それがお分かりでないようなので、私はまっすぐにジェット様を見つめて、はっきりと申し上げた。
「ジェット様は、いついかなる時でも素敵でかっこいいのですから」
「あ、ああ、ありがとう……」
あら。ジェット様ったら、照れなくてもよろしいのに。私はただ、本当のことを申し上げただけなのだから。
「お二方、イチャイチャするのは後にしてください」
「いや、邪魔にならなければいいぞ?」
フォスが呆れ声で、殿下が楽しそうに言葉を挟んでくる。……ここが道場であることを、一瞬忘れていたわ。仕方がないわよね、ジェット様がおられるんだもの。ちょっぴり、殿下には失礼かと思ったのだけれど。
「殿下あ」
「お前はここを出るまで黙っていろ」
その殿下に、セレスタ嬢が甘えるような声を出してきっぱりと拒否されていた。ただ殿下、普通の顔でおっしゃっていたから拒否されたのかどうか、もしかしてセレスタ嬢には伝わっていないかもしれませんよ?
なおも殿下のお側を離れようとしないセレスタ嬢から、イアンの側に歩み寄るルリーシアに視線を移す。もともとこれはイアンが作った短剣のテストなのだから、使用したルリーシアが彼に意見を述べるのは当然のことよね。
「いかがっすかね?」
「突いたときに、ほんの僅か引っかかるような抵抗があるな。あと、微妙に重心がずれているかもしれん」
「うは、マジっすか」
「だが、この前テストしたものよりは格段に使いやすくなっている。さすがはイアン殿だ」
私は剣などを使ったことはないから、ルリーシアが指摘したような問題はきっと分からない。これは武器を扱い慣れている彼女だからこその指摘で、それをイアンは丁寧に書き留めている。
「重心は、作るときに気をつけないといけないっすね。突いたときの抵抗は、多分刃を仕上げる時の問題っす。情けないっすなあ」
「刃は研げば何とかなる。案ずるな」
「最初からきちんと研げばよかったんすよ。これは俺のミスっす」
二人で問題の解消法を話し込んでいるわね。刃物の研ぎといえば、実家に時々研ぎ師が来ていたわね。あれは書斎用のナイフや料理用の包丁などを研ぐためだったかしら? 肉や骨を断つための刃を研ぐには、もっと鋭くせねばならないのでしょうね。

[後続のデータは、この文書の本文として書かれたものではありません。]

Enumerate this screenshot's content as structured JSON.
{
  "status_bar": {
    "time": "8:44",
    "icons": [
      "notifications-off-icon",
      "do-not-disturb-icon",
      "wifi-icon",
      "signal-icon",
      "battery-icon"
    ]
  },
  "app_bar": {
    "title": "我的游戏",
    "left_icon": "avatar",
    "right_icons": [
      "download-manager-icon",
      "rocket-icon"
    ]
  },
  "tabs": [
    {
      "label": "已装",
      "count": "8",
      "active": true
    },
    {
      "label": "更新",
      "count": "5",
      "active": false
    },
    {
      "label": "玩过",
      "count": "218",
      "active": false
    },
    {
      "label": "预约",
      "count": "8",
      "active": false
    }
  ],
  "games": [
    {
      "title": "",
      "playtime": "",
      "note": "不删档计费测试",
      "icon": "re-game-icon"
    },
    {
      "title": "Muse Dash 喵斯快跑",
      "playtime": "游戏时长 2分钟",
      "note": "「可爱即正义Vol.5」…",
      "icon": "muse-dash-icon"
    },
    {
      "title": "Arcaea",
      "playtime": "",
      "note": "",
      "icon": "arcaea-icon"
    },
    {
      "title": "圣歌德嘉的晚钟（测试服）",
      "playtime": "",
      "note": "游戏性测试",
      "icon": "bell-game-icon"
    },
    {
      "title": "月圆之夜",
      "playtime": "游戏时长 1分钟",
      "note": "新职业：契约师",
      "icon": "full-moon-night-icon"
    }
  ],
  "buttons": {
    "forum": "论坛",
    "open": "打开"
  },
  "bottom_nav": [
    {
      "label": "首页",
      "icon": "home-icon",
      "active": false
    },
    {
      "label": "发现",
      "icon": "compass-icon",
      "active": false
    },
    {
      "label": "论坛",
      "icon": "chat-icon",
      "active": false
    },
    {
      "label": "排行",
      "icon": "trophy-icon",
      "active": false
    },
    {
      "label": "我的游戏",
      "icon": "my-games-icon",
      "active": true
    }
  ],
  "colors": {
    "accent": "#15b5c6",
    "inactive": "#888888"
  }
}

「ともかく、いつも助かってるっす。ありがとうございます!」
「いや。私もイアンの成長を垣間見ることができて嬉しい。こちらこそ、ありがとう」
ああ、二人の話が終わったようね。細かいところはこれからなんでしょうけれど……と私が思ったところで、ギャネット殿下が数歩歩み出られた。
「さすがだな。イアン・テッセン、ルリーシア・ストレリチア」
名前を呼ばれた二人も、それを見ている私たちも自然と背筋が伸びる。殿下に置いていかれる形になったセレスタ嬢も、そこだけは他の者と変わりはないようね。
「まだ荒削りなところがある作品だが、それも年と修行を重ねれば良くなっていくんだろう。これまでとこれからの積み重ねが、きっとものを言うぞ」
「あ、ありがとうございます! 今後も精進します!」
「ルリーシアは、突きの速さがさすがだな。男と女ではどうしても戦い方が異なるのは致し方ないが、お前の戦い方はその身に合っていると俺は思う」
「はい、ありがとうございます。父とは違う戦い方になってしまいますが、騎士として帝国への忠誠とともに精進したいと存じます」
「ああ、父上と兄上のために頼むぞ」
イアンとルリーシアにそれぞれ励ましのお声を掛けられた殿下のお姿はとても凛々しく神々しくて、さすがは第二皇子殿下だわ。
私にとって殿下は色恋沙汰など超越した、高い場所におられる方ね。……というか、そう言う意味でなら殿下よりも誰よりも、私はジェット様をお慕いしているのだし。